Os Lobos
Scen.: Rino Lupo, Dal Dramma Omonimo Di Francisco Laje E João Correia De Oliveira; F.: Artur Costa De Macedo; M.: Rino Lupo; Int.: José Soveral (Ruivo), Branca De Oliveira (Luzia), Joaquim Almada (Tónio), Sarah Cunha (Águeda), Joaquim Avelar (Gardunho), Eduardo Rios (Sam Gens), Flora Frizzo (Andreza), Manuel Batista (Ti Gemil), Aida De Oliveira (Iria), Francisco Amores (Sílvio), Ricardina Maria (Rita), Santos Castro (Tobias), Jeanne Nancray (Silvana), Carmencita Diaz (Celeste), Palmira De Avelar (Cotovia), José Moreira (Simão Do Anho), Carmen Alves; Prod.: Carlos Cudell Goetz Per Ibéria Film; 35mm. L.: 1700 M. D.: 83’ A 18 F/S. Bn. Tinted, Toned.
Film Notes
This is the second version of Os Lobos. The first, screened in Lisbon and Porto in 1923, was longer than the second, which came out in Lisbon in 1924. There is no know copy of the first version. Os Lobos, by the Italian Rino Lupo, has often been considered the masterpiece of the first period of Portuguese cinema, the period of “Portuguese cinema made by foreign directors”. Lupo had already worked as an actor and director on around twenty films shot in different European countries before working in Portugal.

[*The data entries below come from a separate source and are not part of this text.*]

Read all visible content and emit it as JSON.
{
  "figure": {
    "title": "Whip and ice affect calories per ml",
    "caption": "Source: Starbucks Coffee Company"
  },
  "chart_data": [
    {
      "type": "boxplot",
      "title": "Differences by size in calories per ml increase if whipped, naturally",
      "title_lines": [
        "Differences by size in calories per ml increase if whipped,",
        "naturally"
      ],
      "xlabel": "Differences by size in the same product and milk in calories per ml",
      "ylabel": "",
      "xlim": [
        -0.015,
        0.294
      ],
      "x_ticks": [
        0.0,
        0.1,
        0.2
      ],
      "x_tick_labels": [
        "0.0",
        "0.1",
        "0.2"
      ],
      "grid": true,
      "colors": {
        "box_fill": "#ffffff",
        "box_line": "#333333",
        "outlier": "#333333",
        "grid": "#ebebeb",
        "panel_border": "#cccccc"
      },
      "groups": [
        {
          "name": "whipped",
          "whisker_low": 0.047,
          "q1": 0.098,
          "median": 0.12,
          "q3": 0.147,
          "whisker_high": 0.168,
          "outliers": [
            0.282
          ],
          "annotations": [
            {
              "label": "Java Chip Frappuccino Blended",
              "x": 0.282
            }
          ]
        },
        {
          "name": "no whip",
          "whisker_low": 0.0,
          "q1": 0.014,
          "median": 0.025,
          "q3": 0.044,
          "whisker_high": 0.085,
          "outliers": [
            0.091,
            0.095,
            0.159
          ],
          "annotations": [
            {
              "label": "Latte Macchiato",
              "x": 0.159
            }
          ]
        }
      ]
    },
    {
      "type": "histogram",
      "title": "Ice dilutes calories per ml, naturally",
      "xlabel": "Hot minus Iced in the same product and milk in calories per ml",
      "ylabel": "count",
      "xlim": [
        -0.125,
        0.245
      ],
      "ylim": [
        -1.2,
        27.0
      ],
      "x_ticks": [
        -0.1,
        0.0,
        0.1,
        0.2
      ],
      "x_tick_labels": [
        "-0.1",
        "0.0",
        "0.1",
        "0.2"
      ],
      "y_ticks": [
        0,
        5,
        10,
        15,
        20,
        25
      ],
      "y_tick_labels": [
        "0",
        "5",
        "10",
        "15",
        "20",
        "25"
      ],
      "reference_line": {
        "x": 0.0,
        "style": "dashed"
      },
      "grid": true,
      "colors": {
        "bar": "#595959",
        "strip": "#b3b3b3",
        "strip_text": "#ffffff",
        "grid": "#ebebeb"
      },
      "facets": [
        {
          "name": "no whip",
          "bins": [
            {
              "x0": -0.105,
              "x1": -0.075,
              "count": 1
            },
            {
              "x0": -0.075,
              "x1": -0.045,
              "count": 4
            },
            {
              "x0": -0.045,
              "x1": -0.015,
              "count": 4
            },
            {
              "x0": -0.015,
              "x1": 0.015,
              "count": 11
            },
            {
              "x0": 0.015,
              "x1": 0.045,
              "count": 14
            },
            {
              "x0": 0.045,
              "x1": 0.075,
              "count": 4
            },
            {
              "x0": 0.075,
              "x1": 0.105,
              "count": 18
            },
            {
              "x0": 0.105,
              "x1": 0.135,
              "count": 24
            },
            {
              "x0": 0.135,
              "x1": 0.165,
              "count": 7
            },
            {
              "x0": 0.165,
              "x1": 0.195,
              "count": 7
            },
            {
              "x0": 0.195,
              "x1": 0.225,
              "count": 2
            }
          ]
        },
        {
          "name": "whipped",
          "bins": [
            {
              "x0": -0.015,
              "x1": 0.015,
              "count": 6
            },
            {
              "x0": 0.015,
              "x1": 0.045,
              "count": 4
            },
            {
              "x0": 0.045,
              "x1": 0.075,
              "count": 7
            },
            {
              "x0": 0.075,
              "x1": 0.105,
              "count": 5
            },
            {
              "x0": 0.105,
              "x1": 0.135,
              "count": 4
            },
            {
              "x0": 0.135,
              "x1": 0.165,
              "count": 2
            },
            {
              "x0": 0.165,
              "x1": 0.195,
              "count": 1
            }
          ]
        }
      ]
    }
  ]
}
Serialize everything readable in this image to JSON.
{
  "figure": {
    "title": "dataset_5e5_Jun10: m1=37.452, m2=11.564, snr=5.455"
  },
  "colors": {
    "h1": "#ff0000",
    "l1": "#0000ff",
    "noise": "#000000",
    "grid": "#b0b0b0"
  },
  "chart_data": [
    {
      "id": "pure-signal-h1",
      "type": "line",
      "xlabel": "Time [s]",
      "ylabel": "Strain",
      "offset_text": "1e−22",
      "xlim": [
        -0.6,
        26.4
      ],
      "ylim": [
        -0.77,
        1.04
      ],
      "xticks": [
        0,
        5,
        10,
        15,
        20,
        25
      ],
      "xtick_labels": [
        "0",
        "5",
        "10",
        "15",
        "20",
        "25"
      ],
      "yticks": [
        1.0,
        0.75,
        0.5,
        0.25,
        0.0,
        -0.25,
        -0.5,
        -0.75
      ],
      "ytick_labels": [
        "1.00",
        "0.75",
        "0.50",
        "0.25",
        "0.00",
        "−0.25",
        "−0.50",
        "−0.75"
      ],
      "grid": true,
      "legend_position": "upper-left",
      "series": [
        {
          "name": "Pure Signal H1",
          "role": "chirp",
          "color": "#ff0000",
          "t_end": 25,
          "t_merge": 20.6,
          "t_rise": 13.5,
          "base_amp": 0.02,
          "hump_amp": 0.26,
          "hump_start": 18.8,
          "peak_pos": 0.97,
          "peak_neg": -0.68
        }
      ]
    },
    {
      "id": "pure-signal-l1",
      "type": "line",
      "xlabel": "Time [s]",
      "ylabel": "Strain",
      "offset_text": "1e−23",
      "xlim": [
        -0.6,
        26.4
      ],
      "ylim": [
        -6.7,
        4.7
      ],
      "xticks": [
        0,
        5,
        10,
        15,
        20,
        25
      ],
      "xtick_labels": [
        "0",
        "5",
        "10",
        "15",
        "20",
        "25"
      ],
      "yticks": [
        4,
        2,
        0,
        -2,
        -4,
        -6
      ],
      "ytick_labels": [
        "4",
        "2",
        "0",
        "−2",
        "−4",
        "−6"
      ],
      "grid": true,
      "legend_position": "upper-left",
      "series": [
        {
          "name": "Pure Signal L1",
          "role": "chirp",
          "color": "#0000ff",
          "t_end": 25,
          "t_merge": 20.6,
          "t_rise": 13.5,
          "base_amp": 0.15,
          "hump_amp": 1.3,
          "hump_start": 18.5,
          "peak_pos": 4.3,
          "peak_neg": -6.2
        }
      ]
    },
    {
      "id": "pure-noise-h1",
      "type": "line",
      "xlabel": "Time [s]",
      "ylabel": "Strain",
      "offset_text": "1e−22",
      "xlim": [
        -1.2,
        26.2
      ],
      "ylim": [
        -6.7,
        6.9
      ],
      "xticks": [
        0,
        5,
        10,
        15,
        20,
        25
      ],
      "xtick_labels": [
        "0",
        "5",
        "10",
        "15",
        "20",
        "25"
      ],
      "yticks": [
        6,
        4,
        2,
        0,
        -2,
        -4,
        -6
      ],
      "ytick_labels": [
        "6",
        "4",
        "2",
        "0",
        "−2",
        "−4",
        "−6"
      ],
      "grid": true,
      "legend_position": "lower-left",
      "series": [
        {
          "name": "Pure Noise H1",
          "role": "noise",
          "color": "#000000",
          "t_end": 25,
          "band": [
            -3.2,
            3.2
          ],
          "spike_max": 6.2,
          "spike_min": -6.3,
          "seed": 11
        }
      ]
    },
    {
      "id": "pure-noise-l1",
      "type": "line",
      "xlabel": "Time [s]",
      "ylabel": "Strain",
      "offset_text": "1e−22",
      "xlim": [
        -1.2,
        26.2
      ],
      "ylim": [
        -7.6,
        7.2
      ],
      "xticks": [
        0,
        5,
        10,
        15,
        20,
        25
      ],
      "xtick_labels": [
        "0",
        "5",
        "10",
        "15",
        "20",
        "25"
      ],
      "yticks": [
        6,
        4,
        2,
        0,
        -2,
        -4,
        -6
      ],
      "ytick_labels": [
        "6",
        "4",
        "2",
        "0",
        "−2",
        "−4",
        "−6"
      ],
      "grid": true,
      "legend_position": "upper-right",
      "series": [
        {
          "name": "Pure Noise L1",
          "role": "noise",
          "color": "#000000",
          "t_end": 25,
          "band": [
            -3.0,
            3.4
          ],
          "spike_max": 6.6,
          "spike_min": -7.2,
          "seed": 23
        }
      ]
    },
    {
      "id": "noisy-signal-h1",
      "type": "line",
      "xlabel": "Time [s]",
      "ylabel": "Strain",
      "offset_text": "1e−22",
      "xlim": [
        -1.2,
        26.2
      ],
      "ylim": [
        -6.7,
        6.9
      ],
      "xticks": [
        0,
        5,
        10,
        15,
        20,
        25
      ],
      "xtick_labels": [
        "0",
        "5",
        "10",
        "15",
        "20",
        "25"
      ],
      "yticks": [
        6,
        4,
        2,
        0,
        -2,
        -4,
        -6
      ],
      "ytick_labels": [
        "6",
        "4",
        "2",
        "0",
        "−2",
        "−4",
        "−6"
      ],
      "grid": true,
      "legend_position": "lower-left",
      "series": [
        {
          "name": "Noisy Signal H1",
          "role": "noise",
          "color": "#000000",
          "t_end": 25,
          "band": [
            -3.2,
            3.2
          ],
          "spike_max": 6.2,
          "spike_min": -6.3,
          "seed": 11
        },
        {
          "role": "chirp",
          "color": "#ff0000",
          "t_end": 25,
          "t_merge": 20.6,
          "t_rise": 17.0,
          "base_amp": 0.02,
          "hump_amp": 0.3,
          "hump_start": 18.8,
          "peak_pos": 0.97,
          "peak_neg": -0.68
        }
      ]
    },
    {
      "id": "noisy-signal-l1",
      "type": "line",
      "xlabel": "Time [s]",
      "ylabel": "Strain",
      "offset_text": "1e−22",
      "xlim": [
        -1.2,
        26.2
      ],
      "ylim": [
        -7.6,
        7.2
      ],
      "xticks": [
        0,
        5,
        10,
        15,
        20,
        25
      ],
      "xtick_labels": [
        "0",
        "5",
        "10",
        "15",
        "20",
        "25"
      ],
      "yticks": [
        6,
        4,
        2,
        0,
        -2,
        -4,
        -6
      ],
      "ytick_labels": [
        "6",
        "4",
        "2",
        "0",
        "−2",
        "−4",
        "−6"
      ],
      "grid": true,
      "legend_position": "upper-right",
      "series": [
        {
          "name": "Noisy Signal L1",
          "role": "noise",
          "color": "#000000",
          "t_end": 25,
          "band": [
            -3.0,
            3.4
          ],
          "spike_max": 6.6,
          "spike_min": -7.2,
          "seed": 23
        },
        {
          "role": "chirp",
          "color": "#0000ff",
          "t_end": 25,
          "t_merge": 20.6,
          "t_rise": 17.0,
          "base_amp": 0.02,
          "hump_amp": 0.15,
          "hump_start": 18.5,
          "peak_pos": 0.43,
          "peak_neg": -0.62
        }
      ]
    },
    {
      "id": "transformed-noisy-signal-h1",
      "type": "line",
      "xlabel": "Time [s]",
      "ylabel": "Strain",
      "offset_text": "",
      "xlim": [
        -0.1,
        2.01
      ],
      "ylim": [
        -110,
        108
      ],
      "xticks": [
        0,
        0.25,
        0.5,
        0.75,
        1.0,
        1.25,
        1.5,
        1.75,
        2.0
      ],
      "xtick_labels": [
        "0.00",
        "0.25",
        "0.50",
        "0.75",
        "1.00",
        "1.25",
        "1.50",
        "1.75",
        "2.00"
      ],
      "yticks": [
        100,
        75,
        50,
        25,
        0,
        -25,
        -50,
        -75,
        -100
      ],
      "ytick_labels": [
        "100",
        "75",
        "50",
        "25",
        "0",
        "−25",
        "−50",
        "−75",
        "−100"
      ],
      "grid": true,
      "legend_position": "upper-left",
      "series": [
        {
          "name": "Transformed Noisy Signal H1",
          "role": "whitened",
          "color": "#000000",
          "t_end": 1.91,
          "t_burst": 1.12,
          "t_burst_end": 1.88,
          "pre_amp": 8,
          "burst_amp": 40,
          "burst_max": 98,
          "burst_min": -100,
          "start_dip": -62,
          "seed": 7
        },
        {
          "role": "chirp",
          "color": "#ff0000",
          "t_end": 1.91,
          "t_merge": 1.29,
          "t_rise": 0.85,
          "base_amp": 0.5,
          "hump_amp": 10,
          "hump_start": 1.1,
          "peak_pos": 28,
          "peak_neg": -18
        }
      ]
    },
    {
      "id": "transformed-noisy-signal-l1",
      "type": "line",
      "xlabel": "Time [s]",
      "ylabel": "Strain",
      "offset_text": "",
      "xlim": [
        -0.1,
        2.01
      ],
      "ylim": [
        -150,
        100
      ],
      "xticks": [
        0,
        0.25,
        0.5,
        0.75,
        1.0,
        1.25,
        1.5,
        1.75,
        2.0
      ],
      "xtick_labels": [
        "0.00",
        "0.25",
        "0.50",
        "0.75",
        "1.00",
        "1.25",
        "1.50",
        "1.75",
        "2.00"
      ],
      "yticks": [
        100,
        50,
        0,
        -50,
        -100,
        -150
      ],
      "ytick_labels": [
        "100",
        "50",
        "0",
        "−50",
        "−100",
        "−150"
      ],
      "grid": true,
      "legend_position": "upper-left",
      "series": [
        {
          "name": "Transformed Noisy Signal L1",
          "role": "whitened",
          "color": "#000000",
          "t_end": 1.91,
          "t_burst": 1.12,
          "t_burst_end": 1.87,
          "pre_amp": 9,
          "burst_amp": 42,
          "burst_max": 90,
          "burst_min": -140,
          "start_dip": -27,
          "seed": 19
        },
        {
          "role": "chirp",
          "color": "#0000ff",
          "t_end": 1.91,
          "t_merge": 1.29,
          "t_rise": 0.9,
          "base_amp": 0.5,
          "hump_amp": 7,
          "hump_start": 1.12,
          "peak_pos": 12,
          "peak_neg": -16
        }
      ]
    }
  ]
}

In Paris (where he worked with Perret), Berlin, Copenhagen, Moscow, Warsaw. It was from Warsaw that Lupo set off for Portugal in 1921, where he shot seven films between 1921 and 1929. He then moved to Spain, Rome and finally Berlin where he died in 1933. The film tells the story of a small mountain community whose daily calm is shattered by the arrival of Ruivo, “the old sea dog”, whose love affairs have already caused the death of one man. Ruivo carries on with his philandering in the mountains, but this time he cannot escape “the mountain dog” Tonio’s revenge. Os Lobos defines the characteristics that became constant features of the best Portuguese cinema: the creation of a poetic dimension around the script, or even at odds with it; the establishment of a plastic representation, which frames the dramatic representation; the collection of quotes and scattered memories that crowd an imaginary world that is recognisable not for what it is but for the way it fluctuates. If there is a “school of Portuguese cinema”, as some claim, it has its roots in this eccentric film that deserves a place in any respectable anthology of the unusual. It is a “flamboyant” work, as one would describe the late Gothic period, somewhere between hyperrealism and surrealism, a high point of the aesthetic of the unusual, that has rarely achieved such a powerful and unique impact on our collective imagination.